CRF07_BC is the most prevalent CRF in China [3]. A new CRF07_BC cluster circulating mainly among MSM was identified as distinct from the original CRF07_BC circulating among injecting drug users (IDUs) [10]. CRF07_BC and CRF55_01B were the dominant genotypes in Guangdong Province in 2018 [5]. The CRF55_01B strain is the first CRF01_AE and B subtype recombinant strain in China [11]. Like other strains in MSM, CRF55_01B spread from Guangdong throughout the whole country, and expanded rapidly with the rapid development of the Beijing-Kowloon railways, becoming the fifth-most-common HIV-1 strain in China in approximately 2018 [11]. Recombination is an important mechanism by which novel HIV-1 variants are generated [12]. Cocirculation of these CRFs unavoidably creates additional opportunities for the generation of further complex recombinants.

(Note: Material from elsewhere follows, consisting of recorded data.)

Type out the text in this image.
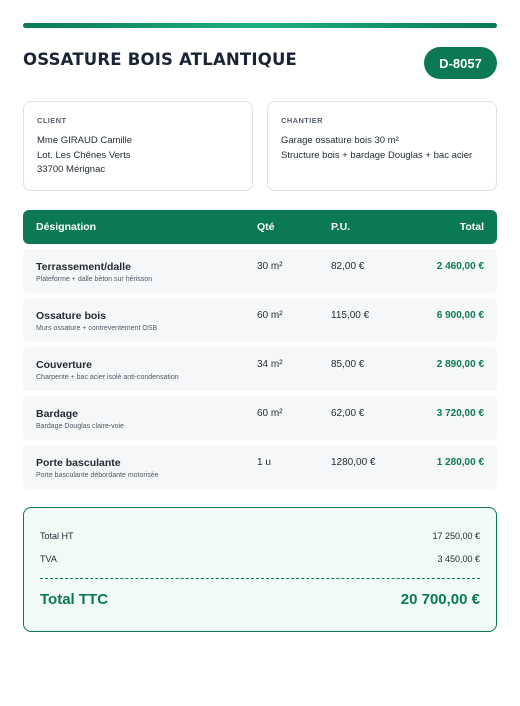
OSSATURE BOIS ATLANTIQUE	D-8057
CLIENT
Mme GIRAUD Camille
Lot. Les Chênes Verts
33700 Mérignac
CHANTIER
Garage ossature bois 30 m²
Structure bois + bardage Douglas + bac acier
Désignation	Qté	P.U.	Total
Terrassement/dalle
Plateforme + dalle béton sur hérisson
30 m²	82,00 €	2 460,00 €
Ossature bois
Murs ossature + contreventement OSB
60 m²	115,00 €	6 900,00 €
Couverture
Charpente + bac acier isolé anti-condensation
34 m²	85,00 €	2 890,00 €
Bardage
Bardage Douglas claire-voie
60 m²	62,00 €	3 720,00 €
Porte basculante
Porte basculante débordante motorisée
1 u	1280,00 €	1 280,00 €
Total HT	17 250,00 €
TVA	3 450,00 €
Total TTC	20 700,00 €
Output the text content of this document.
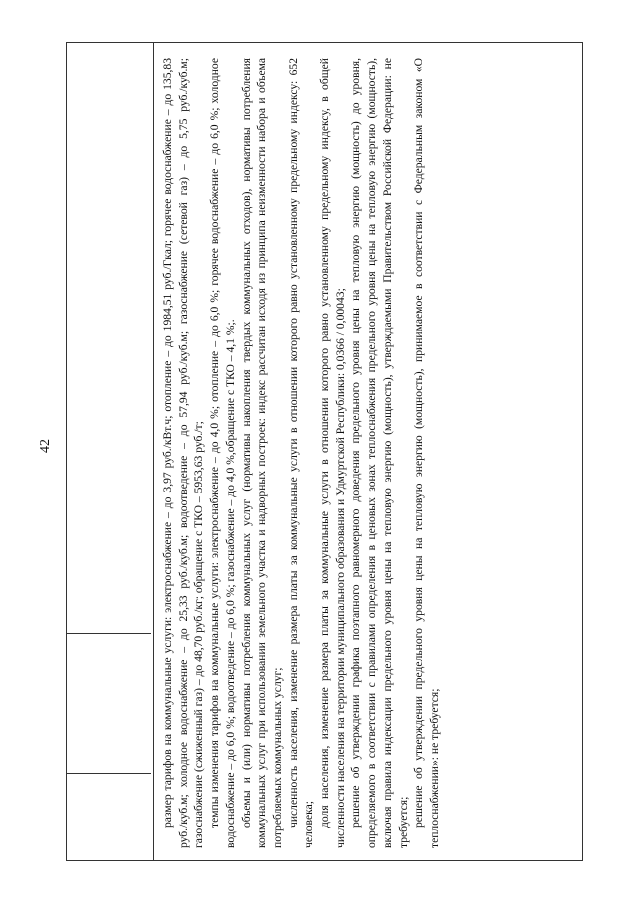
42	размер тарифов на коммунальные услуги: электроснабжение – до 3,97 руб./кВт.ч; отопление – до 1984,51 руб./Гкал; горячее водоснабжение – до 135,83 руб./куб.м; холодное водоснабжение – до 25,33 руб./куб.м; водоотведение – до 57,94 руб./куб.м; газоснабжение (сетевой газ) – до 5,75 руб./куб.м; газоснабжение (сжиженный газ) – до 48,70 руб./кг; обращение с ТКО – 5953,63 руб./т; темпы изменения тарифов на коммунальные услуги: электроснабжение – до 4,0 %; отопление – до 6,0 %; горячее водоснабжение – до 6,0 %; холодное водоснабжение – до 6,0 %; водоотведение – до 6,0 %; газоснабжение – до 4,0 %,обращение с ТКО – 4,1 %;. объемы и (или) нормативы потребления коммунальных услуг (нормативы накопления твердых коммунальных отходов), нормативы потребления коммунальных услуг при использовании земельного участка и надворных построек: индекс рассчитан исходя из принципа неизменности набора и объема потребляемых коммунальных услуг; численность населения, изменение размера платы за коммунальные услуги в отношении которого равно установленному предельному индексу: 652 человека; доля населения, изменение размера платы за коммунальные услуги в отношении которого равно установленному предельному индексу, в общей численности населения на территории муниципального образования и Удмуртской Республики: 0,0366 / 0,00043; решение об утверждении графика поэтапного равномерного доведения предельного уровня цены на тепловую энергию (мощность) до уровня, определяемого в соответствии с правилами определения в ценовых зонах теплоснабжения предельного уровня цены на тепловую энергию (мощность), включая правила индексации предельного уровня цены на тепловую энергию (мощность), утверждаемыми Правительством Российской Федерации: не требуется; решение об утверждении предельного уровня цены на тепловую энергию (мощность), принимаемое в соответствии с Федеральным законом «О теплоснабжении»: не требуется;
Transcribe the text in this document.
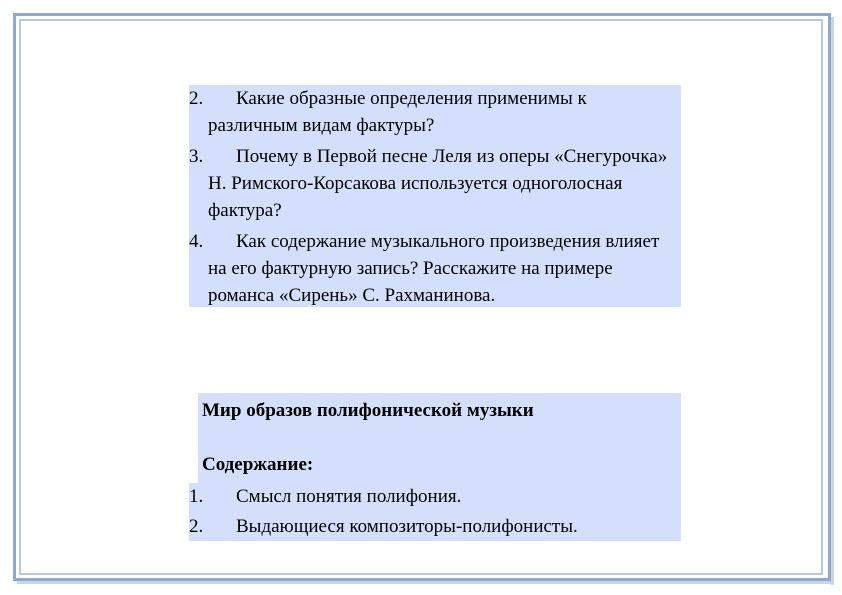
2.	Какие образные определения применимы к различным видам фактуры?
3.	Почему в Первой песне Леля из оперы «Снегурочка» Н. Римского-Корсакова используется одноголосная фактура?
4.	Как содержание музыкального произведения влияет на его фактурную запись? Расскажите на примере романса «Сирень» С. Рахманинова.
Мир образов полифонической музыки
Содержание:
1. Смысл понятия полифония.
2. Выдающиеся композиторы-полифонисты.
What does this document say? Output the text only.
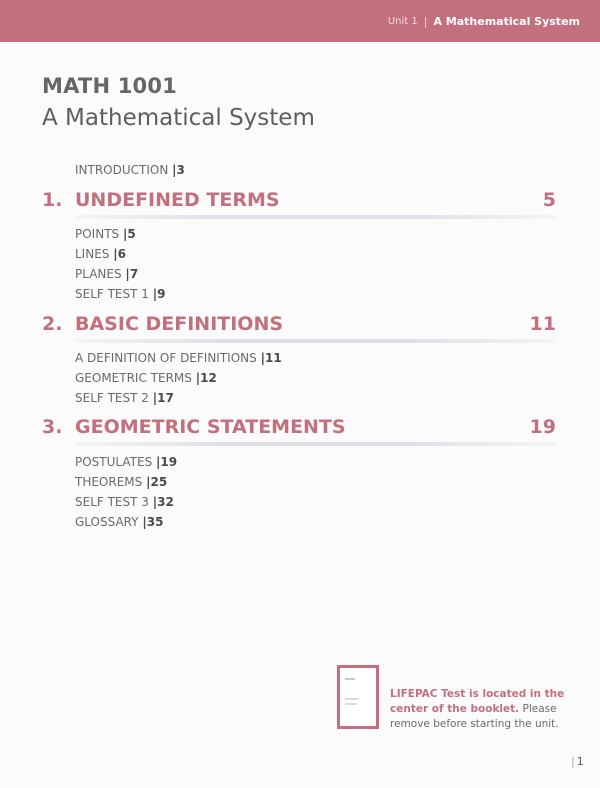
Unit 1 | A Mathematical System
MATH 1001
A Mathematical System
INTRODUCTION |3
1. UNDEFINED TERMS	5
POINTS |5
LINES |6
PLANES |7
SELF TEST 1 |9
2. BASIC DEFINITIONS	11
A DEFINITION OF DEFINITIONS |11
GEOMETRIC TERMS |12
SELF TEST 2 |17
3. GEOMETRIC STATEMENTS	19
POSTULATES |19
THEOREMS |25
SELF TEST 3 |32
GLOSSARY |35
LIFEPAC Test is located in the center of the booklet. Please remove before starting the unit.
| 1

Although a CRF derived from the CRF07_BC and CRF55_01B lineages has never been reported, unique recombinant forms (URFs) derived from CRF07_BC and CRF55_01B have already been identified [13,14,15,16]. These URFs have different breakpoints and differ from CRF126_0755 (Supplementary Fig. S1). The recombination patterns and genetic diversity of HIV-1 strains have become more intricate than those of other viruses, and it is important to monitor the drug resistance and pathogenicity of these highly recombinant strains. The NNRTI resistance mutation V179E, which has been detected in almost all CRF55_01B strains, was found in all four CRF126-0755 NFLGs, possibly conferring increased drug resistance [17]. A previous study of patients infected with CRF55_01B strains revealed a relatively low CD4 count and a rapid increase in plasma viral load, suggesting that is associated with a longer asymptomatic phase and a greater risk of HIV transmission [18]. Additional investigations will focus on the virological treatment and immune status of patients with this new CRF.

In summary, we have discovered a novel HIV-1 CRF, CRF126_0755, in which genes in the CRF55_01B background were replaced by CRF07_BC. This CRF was estimated to have emerged in approximately 2005-2007. The emergence of CRF126_0755 indicates that the pattern of circulating HIV-1 genotypes in Guangdong Province and southern China is more complex than previously thought. Surveillance of molecular epidemiological dynamics and drug resistance should be reinforced to limit CRF126_0755 transmission, halt disease progression, and improve prognosis.